With no support act to warm up a boozy Saturday night crowd a cheer goes up, in anticipation, when the lights so much as flicker. Eventually the cheering is rewarded as Seasick Steve appears with his trademark beard, John McClane white vest and beat-up cigar-box guitar in tow.
He’s accompanied by a grizzled drummer, and the pair are reminiscent of the White Stripes – albeit of pensionable age. Indeed Steve owes a great deal to Jack White, who popularised, and reinvigorated, the blues in the last decade, as well as introducing a new generation of music fans to a genre that gave the world rock ‘n’ roll.

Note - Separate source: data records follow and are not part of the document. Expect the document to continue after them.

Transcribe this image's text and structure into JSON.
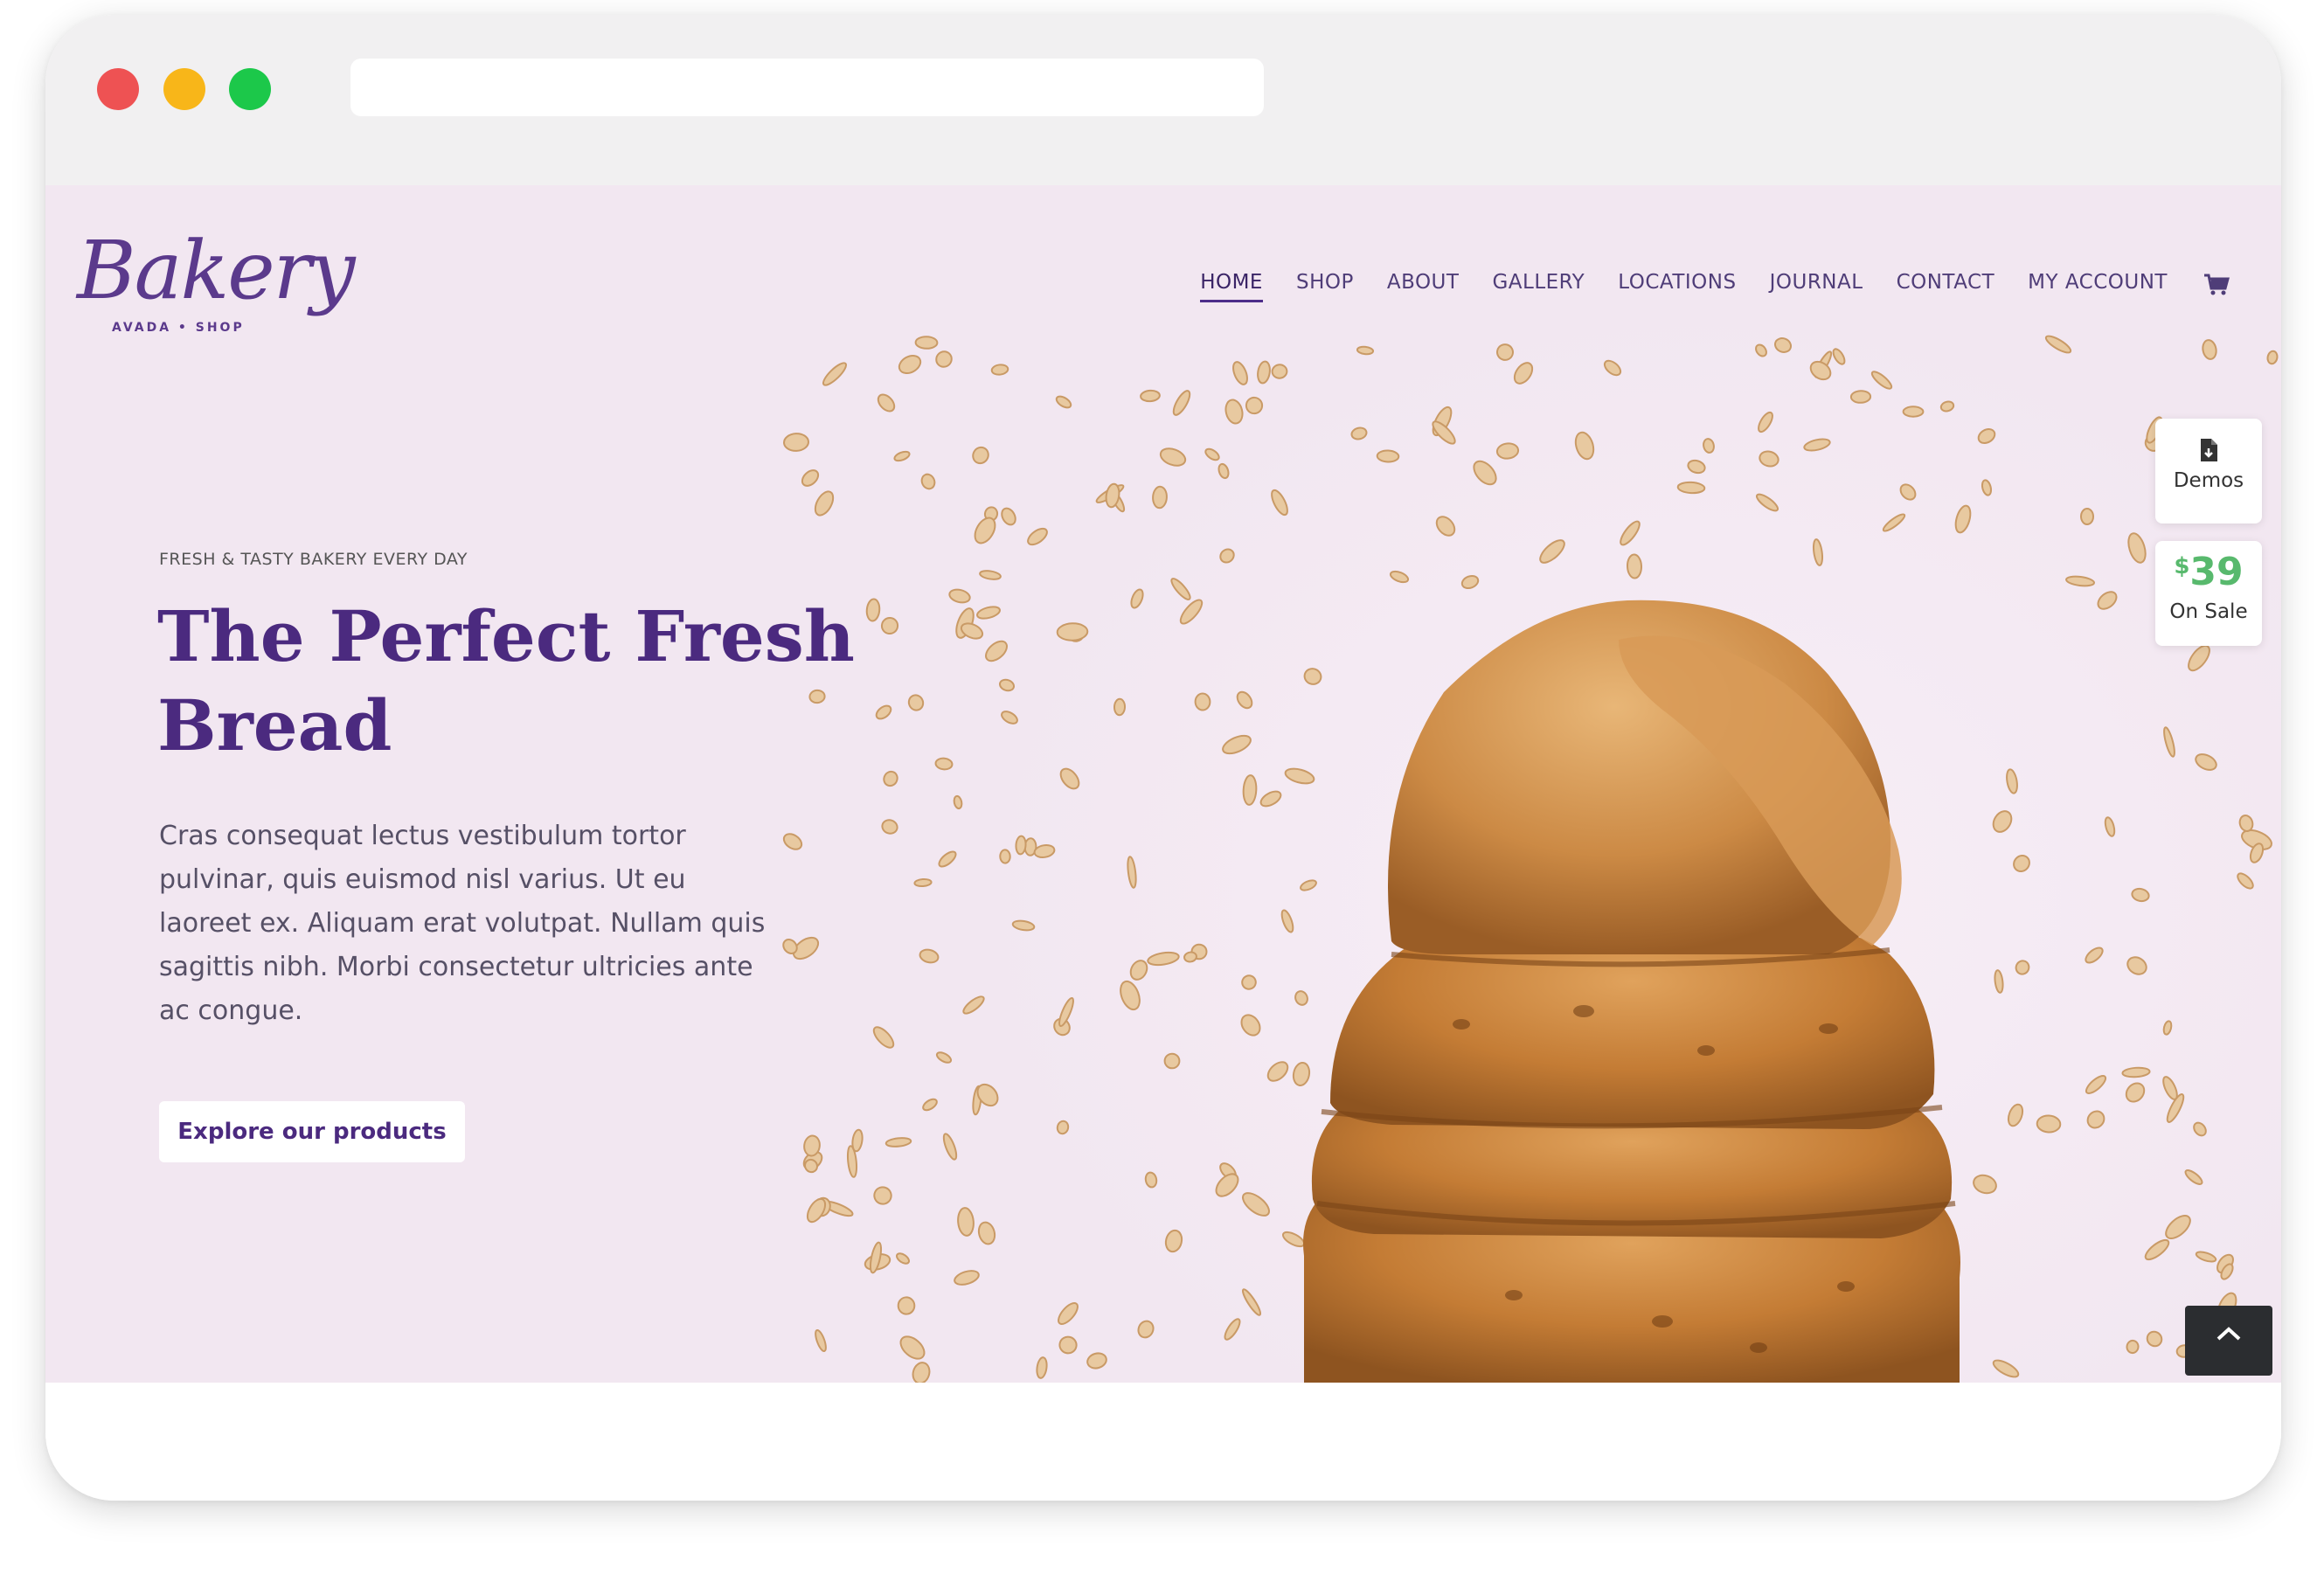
{
  "brand": {
    "logo_script": "Bakery",
    "logo_tagline": "AVADA • SHOP"
  },
  "nav": {
    "items": [
      {
        "label": "HOME",
        "active": true
      },
      {
        "label": "SHOP"
      },
      {
        "label": "ABOUT"
      },
      {
        "label": "GALLERY"
      },
      {
        "label": "LOCATIONS"
      },
      {
        "label": "JOURNAL"
      },
      {
        "label": "CONTACT"
      },
      {
        "label": "MY ACCOUNT"
      }
    ],
    "cart_icon": "cart-icon"
  },
  "side_widgets": {
    "demos_label": "Demos",
    "demos_icon": "file-icon",
    "price_currency": "$",
    "price_amount": "39",
    "sale_label": "On Sale"
  },
  "hero": {
    "eyebrow": "FRESH & TASTY BAKERY EVERY DAY",
    "headline_line1": "The Perfect Fresh",
    "headline_line2": "Bread",
    "body_lines": [
      "Cras consequat lectus vestibulum tortor",
      "pulvinar, quis euismod nisl varius. Ut eu",
      "laoreet ex. Aliquam erat volutpat. Nullam quis",
      "sagittis nibh. Morbi consectetur ultricies ante",
      "ac congue."
    ],
    "cta_label": "Explore our products"
  },
  "colors": {
    "page_background": "#f2e7f1",
    "brand_purple": "#4b2a7f",
    "sale_green": "#58b96d",
    "to_top_bg": "#2b2d30"
  }
}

Much is made in the music press of Steve’s hobo shtick, with his homemade instruments and vagrant-like appearance, and it’s difficult to know whether the theme of the wandering minstrel has any authenticity or is merely a hollowed-out cadaver of a bygone era: if it ever really existed in the first place. Even the stage decor plays into the ragged image, with the lights looking like they’ve been pilfered from somebody’s Christmas tree.

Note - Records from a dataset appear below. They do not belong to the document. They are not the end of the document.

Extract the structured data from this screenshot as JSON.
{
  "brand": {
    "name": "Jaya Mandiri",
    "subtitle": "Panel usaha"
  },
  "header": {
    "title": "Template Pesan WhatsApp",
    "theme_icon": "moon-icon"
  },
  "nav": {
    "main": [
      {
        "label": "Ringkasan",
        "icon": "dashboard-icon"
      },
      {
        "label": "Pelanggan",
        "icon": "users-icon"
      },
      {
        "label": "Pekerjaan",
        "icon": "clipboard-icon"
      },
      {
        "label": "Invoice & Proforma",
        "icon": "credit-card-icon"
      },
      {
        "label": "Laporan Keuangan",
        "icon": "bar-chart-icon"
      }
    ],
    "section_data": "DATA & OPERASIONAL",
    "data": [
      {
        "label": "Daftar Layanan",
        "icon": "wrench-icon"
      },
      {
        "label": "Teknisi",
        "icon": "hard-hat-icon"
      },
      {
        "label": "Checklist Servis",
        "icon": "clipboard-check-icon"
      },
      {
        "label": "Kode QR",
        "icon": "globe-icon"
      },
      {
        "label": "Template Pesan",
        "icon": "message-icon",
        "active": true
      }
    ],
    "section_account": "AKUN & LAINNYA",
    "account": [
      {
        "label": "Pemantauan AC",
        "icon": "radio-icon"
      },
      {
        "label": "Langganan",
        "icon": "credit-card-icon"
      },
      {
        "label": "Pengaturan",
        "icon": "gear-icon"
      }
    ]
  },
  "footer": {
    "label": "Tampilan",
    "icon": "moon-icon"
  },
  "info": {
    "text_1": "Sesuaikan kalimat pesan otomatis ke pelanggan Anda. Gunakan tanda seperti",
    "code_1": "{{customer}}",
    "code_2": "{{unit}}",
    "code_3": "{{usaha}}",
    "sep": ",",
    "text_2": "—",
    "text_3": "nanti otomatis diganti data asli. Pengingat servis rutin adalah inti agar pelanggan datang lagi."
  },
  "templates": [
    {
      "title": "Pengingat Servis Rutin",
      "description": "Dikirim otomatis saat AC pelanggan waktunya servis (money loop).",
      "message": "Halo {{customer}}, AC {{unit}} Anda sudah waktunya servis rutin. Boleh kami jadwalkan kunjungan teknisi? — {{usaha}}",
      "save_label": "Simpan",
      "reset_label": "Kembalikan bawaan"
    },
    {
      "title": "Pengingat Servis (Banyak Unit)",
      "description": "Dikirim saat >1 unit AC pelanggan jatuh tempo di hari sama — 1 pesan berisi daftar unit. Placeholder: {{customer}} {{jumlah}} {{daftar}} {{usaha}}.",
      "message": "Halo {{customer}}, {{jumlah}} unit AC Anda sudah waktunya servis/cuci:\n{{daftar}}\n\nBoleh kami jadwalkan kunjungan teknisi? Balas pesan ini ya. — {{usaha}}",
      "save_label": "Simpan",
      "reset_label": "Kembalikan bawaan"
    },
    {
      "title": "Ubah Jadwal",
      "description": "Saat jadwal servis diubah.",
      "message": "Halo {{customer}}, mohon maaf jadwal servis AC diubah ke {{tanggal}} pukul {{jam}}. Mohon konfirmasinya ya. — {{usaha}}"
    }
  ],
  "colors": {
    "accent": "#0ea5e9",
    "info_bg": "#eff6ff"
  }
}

Songs such as ‘I Started Out With Nothing’, while musically proficient with stomping drumming and excellent bottleneck guitar, romanticise homelessness; and with Steve now selling albums by the barrel load the facade becomes, almost, wafer thin.
The music should be raucous and raw, alive and vibrant; the songs of the down and out; the voice of the downtrodden. Instead, it’s a pastiche, a mirage. And the truly abysmal sound in the venue doesn’t help: the music carries a few rows before dying into a barely audible muffle. Although, as a crowd pleaser he earns his money and the audience lap up the louder and fast-paced, numbers.

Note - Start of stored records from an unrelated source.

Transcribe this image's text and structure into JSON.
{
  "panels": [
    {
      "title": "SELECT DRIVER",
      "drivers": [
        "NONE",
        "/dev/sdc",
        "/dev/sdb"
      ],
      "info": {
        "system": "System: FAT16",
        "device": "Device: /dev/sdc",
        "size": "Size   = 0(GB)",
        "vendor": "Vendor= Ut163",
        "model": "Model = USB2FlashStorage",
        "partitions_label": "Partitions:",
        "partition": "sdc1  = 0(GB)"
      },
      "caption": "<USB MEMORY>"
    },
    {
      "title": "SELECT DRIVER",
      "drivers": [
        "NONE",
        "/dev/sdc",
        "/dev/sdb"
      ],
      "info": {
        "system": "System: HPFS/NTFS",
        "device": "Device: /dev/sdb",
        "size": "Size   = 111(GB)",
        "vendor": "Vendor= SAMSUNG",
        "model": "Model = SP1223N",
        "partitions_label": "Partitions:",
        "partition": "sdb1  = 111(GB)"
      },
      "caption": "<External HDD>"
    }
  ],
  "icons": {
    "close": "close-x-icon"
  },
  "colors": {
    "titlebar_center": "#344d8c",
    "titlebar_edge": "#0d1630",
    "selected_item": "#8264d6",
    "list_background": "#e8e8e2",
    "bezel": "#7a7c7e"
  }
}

And it’s this that is the problem. Instead of giving the fans what they so clearly want, the gig is terribly disjointed; there is no momentum built up. Every few songs Steve gives the stage up to his son, with his plaintive balladeering that is wholly unsuited for a Saturday night in the city, which is evidenced by the chattering of the masses drowning out his melancholic songs.
Rather than showcasing his son during the set and having an interval it would have helped to have a support and then blast out the blues boogie that everyone paid to hear.
Seasick Steve has reached a high-level of commercial success, but in the end it all smells and feels a bit like Blues Music For Dummies.